La primera nube de trazos grises cayó sobre la línea negra de la caballería como una rociada de granizo contra la puerta de un establo; los palos de un metro de largo provistos de puntas de acero mordieron en la carne de la línea que avanzaba y de pronto, como por arte de magia, aparecieron vacías unas cuantas sillas de montar de la fila de jinetes a la carga. Una segunda descarga de flechas alcanzó su objetivo y la fila se adelgazó de nuevo; llegó la tercera andanada, y los huecos en la línea atacante se hicieron visibles; con la cuarta, desapareció toda cohesión. En lugar de una fila nítida de guerreros vestidos de negro galopando hacia nuestra destrucción, lo que quedó eran varios grupos de jinetes intentando desesperadamente controlar a sus caballos, que caracoleaban enloquecidos y chocaban unos con otros, de modo que las lanzas se quebraban contra los cuerpos de los caballos como los alfileres de un acerico.

Otra oleada gris de flechas, y otra más, y ya no hubo línea de ninguna clase, sino sólo hombres y bestias que escupían sangre y se arrastraban como podían, doloridos, esparcidos a lo largo de una franja de unos cien metros en el centro del valle. Los cadáveres moteaban el suelo verde, caballos sueltos relinchaban y galopaban sin rumbo, hombres descabalgados se tambaleaban, vomitaban, forcejeaban para arrancarse flechas clavadas en la carne, e intentaban taponar la sangre de sus heridas con manos tintas en sangre. Algunos jinetes montados habían vuelto grupas, y cruzaron al galope por entre la segunda línea de los sargentos, en su pánico por escapar de aquella lluvia mortal.

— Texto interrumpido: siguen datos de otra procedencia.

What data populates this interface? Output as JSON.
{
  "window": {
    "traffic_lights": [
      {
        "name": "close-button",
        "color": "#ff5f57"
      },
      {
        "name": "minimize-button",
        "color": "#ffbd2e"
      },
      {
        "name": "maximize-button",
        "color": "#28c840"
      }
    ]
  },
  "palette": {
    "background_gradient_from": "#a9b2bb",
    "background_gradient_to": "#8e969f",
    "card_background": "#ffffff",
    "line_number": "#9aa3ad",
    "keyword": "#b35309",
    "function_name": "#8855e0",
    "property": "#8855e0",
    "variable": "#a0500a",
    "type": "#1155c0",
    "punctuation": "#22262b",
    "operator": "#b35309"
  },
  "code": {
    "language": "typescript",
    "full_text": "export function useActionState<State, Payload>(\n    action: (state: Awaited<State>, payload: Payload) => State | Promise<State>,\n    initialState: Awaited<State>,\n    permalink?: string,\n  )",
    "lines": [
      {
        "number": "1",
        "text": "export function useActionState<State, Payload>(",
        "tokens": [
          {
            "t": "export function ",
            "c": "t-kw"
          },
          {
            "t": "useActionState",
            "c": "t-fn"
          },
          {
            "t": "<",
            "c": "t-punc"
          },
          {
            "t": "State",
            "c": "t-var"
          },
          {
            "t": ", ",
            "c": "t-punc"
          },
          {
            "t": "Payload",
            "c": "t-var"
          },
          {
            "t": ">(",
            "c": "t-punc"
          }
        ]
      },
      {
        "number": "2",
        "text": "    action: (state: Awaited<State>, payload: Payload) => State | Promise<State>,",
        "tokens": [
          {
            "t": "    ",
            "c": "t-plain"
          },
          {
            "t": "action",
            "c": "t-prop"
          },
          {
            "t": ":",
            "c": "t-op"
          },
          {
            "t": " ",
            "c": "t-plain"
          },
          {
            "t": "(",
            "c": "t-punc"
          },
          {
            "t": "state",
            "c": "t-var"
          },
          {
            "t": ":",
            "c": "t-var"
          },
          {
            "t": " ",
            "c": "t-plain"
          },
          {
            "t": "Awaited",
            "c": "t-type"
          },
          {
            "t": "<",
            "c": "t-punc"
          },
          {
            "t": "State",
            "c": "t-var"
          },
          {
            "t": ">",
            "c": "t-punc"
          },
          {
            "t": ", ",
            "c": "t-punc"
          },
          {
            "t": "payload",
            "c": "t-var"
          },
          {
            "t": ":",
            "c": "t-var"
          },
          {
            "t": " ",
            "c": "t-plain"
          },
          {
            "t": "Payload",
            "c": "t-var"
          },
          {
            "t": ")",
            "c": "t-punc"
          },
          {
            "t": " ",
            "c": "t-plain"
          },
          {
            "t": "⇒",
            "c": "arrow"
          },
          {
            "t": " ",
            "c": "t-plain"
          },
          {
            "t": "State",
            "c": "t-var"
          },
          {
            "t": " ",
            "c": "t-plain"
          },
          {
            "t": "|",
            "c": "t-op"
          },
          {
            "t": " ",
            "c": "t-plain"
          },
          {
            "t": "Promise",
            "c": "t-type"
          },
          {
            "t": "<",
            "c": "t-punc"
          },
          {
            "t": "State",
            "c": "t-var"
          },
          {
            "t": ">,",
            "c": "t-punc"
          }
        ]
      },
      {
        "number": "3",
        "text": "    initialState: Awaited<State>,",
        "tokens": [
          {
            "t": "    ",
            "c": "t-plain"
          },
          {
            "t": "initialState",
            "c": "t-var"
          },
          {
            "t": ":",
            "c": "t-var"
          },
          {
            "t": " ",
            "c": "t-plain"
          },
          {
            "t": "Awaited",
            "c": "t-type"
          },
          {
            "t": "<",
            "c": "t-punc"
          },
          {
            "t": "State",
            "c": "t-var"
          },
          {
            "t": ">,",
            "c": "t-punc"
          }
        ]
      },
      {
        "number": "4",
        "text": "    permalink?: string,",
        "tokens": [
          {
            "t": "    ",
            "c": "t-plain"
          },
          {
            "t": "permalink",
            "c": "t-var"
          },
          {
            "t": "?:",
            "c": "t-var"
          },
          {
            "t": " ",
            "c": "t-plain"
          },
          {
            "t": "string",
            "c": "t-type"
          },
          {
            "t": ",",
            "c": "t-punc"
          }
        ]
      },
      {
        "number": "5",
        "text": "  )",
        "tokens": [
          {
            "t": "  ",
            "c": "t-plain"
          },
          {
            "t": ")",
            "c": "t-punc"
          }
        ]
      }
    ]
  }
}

Sin embargo, las flechas despiadadas les siguieron, perforaron las espaldas de sus cotas de malla, sus hombros y sus cuellos, y llevaron un caos sangriento también a la segunda línea. Muy pronto todo el cuerpo de caballería estaba en retirada, y soldados y caballos aterrorizados corrían para escapar de aquel campo de sangre. Mientras, las flechas seguían cayendo, como rayos de la venganza de Dios, abatiéndose por igual sobre animales y hombres, sin ninguna discriminación. Dos bravos jinetes ensangrentados consiguieron llegar hasta la formación de nuestro erizo, pero los caballos se detuvieron bruscamente delante de la fila invulnerable de lanzas de acero, y entonces vi a Owain hundir un metro de astil en el pecho del caballero que venía delante, mientras luchaba por recuperar el control de su montura espantada. El segundo jinete, al darse cuenta de que estaba solo, hizo girar a su caballo y galopó en zigzag para dificultar la puntería de los arqueros de nuestra formación, que empezaron a hacer apuestas, con gritos excitados, sobre quién sería el primero en derribarlo. Las flechas pasaban silbando a derecha e izquierda del jinete, pero milagrosamente consiguió llegar ileso detrás de sus líneas. Yo suspiré aliviado, porque me pareció que ya había visto bastantes muertes para el resto de mi vida. No obstante, aquel día sangriento no había hecho más que empezar.